Zadie Smith
Feel Free
Hamish Hamilton
When a literary figure as eminent as Zadie Smith publishes a work of non-fiction, we have a tendency to hope for explanations, diagnoses or answers – in other words, comfort and coherence. While Smith’s latest collection, Feel Free, offers aperçu and insight aplenty, its true edifications lie in how these wide-ranging essays and reviews eschew the kind of shallow didacticism that has come to mire much of today’s political and cultural commentary.
Fittingly, the collection opens with an essay set in Willesden Green, London, the neighbourhood which served as the backdrop for her acclaimed first novel, White Teeth. Entitled “Northwest London Blues”, its locus is a public library under threat of closure, from which Smith educes a poignant meditation on the pathos of rootedness and pride of place. Most importantly, Smith fears how these ways of relating to what we typically call home risk erasure in the face of a seeming inexorability: London’s gentrification. The essay also showcases Smith’s unique ability to extrapolate from the personal to the universal in a way that invests her musings with truly credible sincerity, while never seeming self-aggrandising.
In a moment of notable intellectual boldness, referencing Graham Greene, Smith states: “England made me.” With nationalism renascent, it’s a striking declaration whose valence has utterly transformed since the publication of White Teeth, a novel famously abrim with exuberance and optimism. Indeed, some have taken umbrage with Smith’s willingness to castigate what she calls her and others’ “liberal paranoia.” Yet she demonstrates a particular acumen for treating with refreshing nuance and rectitude issues that are often subject to either venal absolutes on the political right, or paralysing reticence on the left. Overall, the more overtly political pieces evince a circumspection, if not conservatism, that seems newly-found. In “Of Optimism and Despair”, she writes: “I believe in human limitation, not out of any sense of fatalism, but out of learned caution, gleaned from both recent and distant history.”
In their capaciousness the book’s five sections (“In the World”; “In the Audience”; “In the Gallery”; “On the Book Shelf”; and “Feel Free”) go well beyond ruminations – however judicious – on political and cultural transformation. Smith is of course a highly regarded critic of text and image, one both perspicacious and equipped with a novelist’s flair for description. Take her Nabokovian rendering of J. G. Ballard, “that moon of a face, the shiny tonsure, the lank side-curtains of hair – ghost of a defrocked priest.”
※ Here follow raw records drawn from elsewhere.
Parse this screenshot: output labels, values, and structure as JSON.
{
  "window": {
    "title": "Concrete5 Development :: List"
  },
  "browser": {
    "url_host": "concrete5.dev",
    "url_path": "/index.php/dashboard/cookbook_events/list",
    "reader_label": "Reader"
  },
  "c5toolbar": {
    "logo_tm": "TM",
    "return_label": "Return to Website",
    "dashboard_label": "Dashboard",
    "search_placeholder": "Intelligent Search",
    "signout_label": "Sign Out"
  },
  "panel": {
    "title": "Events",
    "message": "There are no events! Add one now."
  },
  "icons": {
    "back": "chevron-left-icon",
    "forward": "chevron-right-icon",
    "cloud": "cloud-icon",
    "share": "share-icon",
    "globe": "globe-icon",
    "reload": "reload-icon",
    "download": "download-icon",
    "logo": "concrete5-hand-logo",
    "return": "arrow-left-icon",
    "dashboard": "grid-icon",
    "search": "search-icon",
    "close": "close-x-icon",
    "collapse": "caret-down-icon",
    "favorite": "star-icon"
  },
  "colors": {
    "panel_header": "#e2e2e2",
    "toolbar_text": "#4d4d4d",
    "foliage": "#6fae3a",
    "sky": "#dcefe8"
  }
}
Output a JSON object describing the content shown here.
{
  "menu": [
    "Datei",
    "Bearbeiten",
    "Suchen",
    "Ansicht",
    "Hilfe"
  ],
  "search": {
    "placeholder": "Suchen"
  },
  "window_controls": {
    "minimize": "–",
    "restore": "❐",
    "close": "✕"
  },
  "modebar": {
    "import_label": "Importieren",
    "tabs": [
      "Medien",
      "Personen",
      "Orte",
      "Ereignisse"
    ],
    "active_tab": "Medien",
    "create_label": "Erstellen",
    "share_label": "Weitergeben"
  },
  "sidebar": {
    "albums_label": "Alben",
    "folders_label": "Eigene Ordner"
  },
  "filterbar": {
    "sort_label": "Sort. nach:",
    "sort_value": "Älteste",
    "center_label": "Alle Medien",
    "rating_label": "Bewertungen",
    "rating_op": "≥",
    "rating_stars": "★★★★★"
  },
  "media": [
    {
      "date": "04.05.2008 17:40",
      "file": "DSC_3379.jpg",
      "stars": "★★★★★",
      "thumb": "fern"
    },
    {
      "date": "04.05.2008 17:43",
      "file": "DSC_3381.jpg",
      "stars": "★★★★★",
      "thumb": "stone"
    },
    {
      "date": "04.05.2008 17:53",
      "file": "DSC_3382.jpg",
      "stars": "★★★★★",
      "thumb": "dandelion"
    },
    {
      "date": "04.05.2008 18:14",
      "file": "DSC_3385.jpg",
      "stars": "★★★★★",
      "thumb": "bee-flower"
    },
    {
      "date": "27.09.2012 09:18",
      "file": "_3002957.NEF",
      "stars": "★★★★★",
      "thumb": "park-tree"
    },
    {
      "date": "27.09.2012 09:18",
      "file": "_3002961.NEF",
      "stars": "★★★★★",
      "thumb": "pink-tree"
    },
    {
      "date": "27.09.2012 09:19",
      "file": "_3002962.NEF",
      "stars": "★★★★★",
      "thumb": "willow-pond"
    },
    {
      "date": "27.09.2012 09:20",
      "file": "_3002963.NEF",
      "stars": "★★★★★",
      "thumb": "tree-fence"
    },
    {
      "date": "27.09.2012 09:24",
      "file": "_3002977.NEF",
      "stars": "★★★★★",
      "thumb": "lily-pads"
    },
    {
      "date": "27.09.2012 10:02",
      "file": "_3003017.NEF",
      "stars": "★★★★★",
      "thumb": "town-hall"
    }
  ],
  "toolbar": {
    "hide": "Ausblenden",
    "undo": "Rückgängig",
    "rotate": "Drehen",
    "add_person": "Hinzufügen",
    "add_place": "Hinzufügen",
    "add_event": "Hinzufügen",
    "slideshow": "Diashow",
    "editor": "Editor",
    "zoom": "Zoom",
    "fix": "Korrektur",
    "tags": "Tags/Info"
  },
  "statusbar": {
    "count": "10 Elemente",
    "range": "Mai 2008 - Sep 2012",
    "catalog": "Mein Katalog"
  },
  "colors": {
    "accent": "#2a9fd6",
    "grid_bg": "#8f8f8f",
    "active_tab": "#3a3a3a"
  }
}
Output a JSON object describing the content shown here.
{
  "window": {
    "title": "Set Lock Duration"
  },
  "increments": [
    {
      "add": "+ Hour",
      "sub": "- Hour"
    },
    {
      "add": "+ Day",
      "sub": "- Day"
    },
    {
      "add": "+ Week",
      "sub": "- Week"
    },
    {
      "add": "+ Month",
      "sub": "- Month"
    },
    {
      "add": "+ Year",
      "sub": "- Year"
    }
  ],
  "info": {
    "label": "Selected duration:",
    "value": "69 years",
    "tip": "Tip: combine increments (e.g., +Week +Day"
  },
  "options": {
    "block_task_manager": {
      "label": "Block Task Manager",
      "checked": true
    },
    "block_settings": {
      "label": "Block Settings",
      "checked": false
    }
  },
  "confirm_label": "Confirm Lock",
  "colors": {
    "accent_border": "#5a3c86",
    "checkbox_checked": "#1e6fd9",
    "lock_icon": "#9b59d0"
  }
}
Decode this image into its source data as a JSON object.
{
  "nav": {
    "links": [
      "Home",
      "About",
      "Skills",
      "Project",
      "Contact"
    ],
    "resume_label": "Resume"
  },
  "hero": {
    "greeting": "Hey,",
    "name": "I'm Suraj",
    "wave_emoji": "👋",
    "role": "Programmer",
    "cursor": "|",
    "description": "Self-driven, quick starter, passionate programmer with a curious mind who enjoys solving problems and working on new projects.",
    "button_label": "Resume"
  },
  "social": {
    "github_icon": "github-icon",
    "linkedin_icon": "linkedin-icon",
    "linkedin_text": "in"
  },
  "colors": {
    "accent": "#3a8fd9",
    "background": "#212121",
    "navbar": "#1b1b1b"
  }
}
While scrupulous, her literary judgements nonetheless lack the temerity of tone that we often glean from academic writing. She reads from the vantage point of the author, her musings leveraged by kindred sympathy. As she writes of Geoff Dyer, her criticism is profoundly novelistic. Most appealing of all perhaps is how her appraisals of the writers for whom she feels affinity and affection – Ballard, Dyer, Woolf, Roth, Kureishi – rarely drift into sycophantic frisson (see Martin Amis on Bellow or Nabokov).
These essays’ more elegiac tone is tempered by an optimism that Smith reserves for the literary endeavour itself and its “primary impulse”: the freedom it promises. And while the apparent simplicity of her literary dictates can seem almost quaint (“three precarious, uncertain elements: language, the world, the self”), their confluence proffers complexity galore.